Nesterenko supports Georgia in the Russo-Georgian War and Ukraine in the Russo-Ukrainian War.

== Views on race ==
Nesterenko is an open proponent of racism. He defends his stance in the article entitled "Racism is bad? Can you prove it"?, where he defines racism as a "concept, according to which (human) races are not equal by certain significant (biologically ground) properties which can be objectively assessed in 'better – worse' terms" (e.g., on average, blacks are better in some kinds of sports while whites are better in intellectual tasks). Nesterenko states that this definition is just "an acknowledgement of the fact" and does not automatically justify any hatred or aggression against the race with worse properties. Among other things, he claims racism can be scientifically proven to be rational because of the low IQ of blacks, higher black criminality and lack of great civilizations (equal to the ones created by white and yellow races) built by blacks. He names a racist booklet "Whites & Blacks. 100 FACTS (and one Lie)", which he has on his site, as one of his sources.

== Views on COVID-19 ==
While not denying the danger of the disease, Right is an active opponent of wearing face masks (especially when it is made mandatory), insisting that masks are both unnecessary and ineffective against the pandemic and humiliating to human dignity. He promotes this concept in his articles and videos.

== Main works ==
- Чёрная нежить = [Black Undead] – М.: Эксмо-Пресс, 2002 – ISBN 5-04-009307-1.
- Время меча: Фантастический роман. = [Time of the Sword: a fantastic novel] – М.: АРМАДА: «Издательство Альфа-книга», 2002 – ISBN 5-93556-207-3.
- Комитет по встрече (сборник). = [The Meeting Committee (collection)] – М.: АСТ, 2003 – ISBN 5-17-015484-4.
- Крылья: Фантастический роман. = [Wings: a fantastic novel] – М.: Эксмо, 2004 – ISBN 5-699-07409-0.
- Пилот с Границы: Фантастический роман. = [The Pilot from the Frontiers: a fantastic novel] – М.: Эксмо, 2006 – ISBN 5-699-15255-5.
- Плющ на руинах: Фантастический роман. = [Ivy on the Ruins: a fantastic novel] – М.: Эксмо, 2007 – ISBN 978-5-699-22100-4.
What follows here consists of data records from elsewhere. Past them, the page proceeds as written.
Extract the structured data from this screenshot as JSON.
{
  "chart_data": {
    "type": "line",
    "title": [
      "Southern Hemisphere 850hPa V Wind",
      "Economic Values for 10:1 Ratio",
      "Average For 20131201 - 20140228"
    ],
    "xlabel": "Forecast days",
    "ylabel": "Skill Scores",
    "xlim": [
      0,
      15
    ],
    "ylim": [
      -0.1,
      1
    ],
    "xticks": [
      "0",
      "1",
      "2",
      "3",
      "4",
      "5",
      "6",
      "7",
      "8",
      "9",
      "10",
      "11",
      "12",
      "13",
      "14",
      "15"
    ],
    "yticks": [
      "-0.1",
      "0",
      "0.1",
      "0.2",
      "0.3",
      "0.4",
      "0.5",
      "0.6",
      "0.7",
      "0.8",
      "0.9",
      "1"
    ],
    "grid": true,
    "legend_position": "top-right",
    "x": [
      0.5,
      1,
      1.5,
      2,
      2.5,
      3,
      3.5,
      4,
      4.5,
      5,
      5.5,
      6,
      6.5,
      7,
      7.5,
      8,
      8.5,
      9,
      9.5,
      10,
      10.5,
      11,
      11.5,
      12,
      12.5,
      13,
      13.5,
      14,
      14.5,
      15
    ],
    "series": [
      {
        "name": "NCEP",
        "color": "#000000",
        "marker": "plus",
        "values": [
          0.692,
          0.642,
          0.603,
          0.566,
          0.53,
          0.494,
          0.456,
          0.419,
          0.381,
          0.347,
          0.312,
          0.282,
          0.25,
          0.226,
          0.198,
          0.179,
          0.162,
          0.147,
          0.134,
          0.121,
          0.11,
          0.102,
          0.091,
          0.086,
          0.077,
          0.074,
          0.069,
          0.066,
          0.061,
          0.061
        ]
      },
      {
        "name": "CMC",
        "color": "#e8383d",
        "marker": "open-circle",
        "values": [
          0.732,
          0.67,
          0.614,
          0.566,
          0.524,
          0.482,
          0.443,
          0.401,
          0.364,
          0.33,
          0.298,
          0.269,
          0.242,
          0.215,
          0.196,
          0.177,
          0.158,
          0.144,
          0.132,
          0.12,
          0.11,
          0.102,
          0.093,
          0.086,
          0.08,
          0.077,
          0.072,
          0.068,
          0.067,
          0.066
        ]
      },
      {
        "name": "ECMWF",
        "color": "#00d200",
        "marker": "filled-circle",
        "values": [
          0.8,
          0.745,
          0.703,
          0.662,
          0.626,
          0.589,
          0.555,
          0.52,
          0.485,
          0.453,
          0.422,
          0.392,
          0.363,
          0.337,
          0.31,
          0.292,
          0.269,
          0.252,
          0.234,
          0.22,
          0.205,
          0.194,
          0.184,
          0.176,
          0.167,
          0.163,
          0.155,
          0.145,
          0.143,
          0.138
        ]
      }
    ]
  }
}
- Личная неприкосновенность: Фантастический роман. = [The Personal Integrity: a fantastic novel] – М.: Эксмо, 2009 – ISBN 978-5-699-35850-2.
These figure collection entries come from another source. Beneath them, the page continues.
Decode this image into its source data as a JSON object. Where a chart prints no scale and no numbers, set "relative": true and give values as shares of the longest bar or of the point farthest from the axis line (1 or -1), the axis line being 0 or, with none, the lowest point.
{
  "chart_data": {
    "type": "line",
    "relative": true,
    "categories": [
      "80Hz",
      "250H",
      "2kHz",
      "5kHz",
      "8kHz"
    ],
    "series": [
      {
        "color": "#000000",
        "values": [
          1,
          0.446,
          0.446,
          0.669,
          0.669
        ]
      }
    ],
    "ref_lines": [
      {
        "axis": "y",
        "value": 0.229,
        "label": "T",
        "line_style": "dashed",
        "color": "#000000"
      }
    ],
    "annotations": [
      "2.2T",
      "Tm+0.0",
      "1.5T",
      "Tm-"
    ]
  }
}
- «Объяснение»: Стихи 1987–2010 гг. = ["Explanation": Poems 1987–2010], 2011 – ISBN 978-1-257-82612-4.
- Вторжение (сборник). = [Invasion (collection)] – Иерусалим: «Млечный Путь», 2011 – ISBN 978-965-7546-07-9.
- Приговор: Роман. = [The sentence: a novel] – Дюссельдорф: Za-Za Verlag, 2015 – ISBN 978-1-326-24476-7.
- «Я не вернусь»: Стихи 2010–2018 гг. = ["I will not be back": Poems 2010–2018], 2018 – ISBN 978-1-986603-37-9.
- Рукопись, не найденная никогда: Поэма, 2018 – ISBN 978-1-986740-30-2.